Defenders of the Court argue that the Constitution is a "living document," which would become obsolete if the justices did not interpret it in a way to keep it relevant to the issues of changing times. Their most persuasive case in point has been Brown v. Board of Education, the 1954 decision that declared school segregation unconstitutional. To reach that outcome, the Court had to overrule a half-century of decisions that said separate but equal facilities for blacks satisfied the Constitution. How, the Court's defenders asked, could the Court not rule in the increasingly tolerant and cosmopolitan mid-20th century, that state-enforced racial segregation violated the Constitution?
But critics of the "living document" approach argue that this is an invitation to activist judges to write their own notions of desirable social policy into the Constitution. The critics often cite, as an example of this, the Supreme Court's decision in Roe v. Wade, the 1973 decision that established a constitutional right for women to obtain abortions. The Court's opinion held that laws forbidding abortions violated the privacy rights of women and their physicians to make decisions involving abortions without interference from the state. The critics point out that the Constitution and the Bill of Rights say nothing about privacy rights, and they allege that the justices concocted an implied right of privacy in order to arrive at a result they considered desirable.
This constitutional debate has evolved into a heated political struggle. Liberals, for the most part, favor the "living Constitution" approach, while conservatives argue that judges should leave lawmaking to the legislatures. One result has been an ongoing political dispute over the appointment and confirmation of judges – particularly nominees to sit on the Supreme Court – a dispute that shows no sign of ending.

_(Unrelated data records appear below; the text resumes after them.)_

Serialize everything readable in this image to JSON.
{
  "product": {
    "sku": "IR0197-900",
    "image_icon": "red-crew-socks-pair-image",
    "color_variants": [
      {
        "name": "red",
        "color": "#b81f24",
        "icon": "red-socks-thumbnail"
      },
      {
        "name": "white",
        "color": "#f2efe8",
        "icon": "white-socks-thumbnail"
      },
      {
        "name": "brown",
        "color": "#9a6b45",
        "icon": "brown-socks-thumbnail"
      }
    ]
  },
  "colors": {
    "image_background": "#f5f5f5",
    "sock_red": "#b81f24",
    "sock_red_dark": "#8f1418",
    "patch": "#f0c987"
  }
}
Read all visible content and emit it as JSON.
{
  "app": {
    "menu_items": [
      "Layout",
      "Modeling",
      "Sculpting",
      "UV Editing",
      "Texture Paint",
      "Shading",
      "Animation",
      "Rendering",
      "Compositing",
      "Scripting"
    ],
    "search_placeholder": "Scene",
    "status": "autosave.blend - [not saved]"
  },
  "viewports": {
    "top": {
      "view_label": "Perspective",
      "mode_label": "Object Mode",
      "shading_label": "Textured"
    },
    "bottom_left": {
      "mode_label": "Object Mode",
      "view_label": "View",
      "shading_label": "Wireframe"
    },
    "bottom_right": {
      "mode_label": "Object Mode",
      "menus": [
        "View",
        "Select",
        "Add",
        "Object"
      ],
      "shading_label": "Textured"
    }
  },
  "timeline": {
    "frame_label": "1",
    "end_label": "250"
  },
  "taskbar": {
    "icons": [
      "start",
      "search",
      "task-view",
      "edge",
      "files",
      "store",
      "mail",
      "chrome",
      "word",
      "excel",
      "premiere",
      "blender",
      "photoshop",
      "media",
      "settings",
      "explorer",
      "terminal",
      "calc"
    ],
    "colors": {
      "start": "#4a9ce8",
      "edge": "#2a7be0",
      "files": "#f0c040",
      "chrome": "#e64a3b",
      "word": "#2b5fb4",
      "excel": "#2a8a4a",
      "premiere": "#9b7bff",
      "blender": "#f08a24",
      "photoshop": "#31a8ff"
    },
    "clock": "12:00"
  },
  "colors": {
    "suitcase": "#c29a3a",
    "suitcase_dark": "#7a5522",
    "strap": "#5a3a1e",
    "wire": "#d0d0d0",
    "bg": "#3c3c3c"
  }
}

After his acquittal, Clarence Earl Gideon drifted from one Florida tavern to the next until January 18, 1972, when he died at the age of 6l. That same year, the Supreme Court expanded its ruling in his case to require counsel for any defendant who, if convicted, might spend even one day in jail.
Gideon was initially buried in an unmarked grave. Donors later provided a headstone with this inscription:
"Each era finds an improvement in law for the benefit of mankind."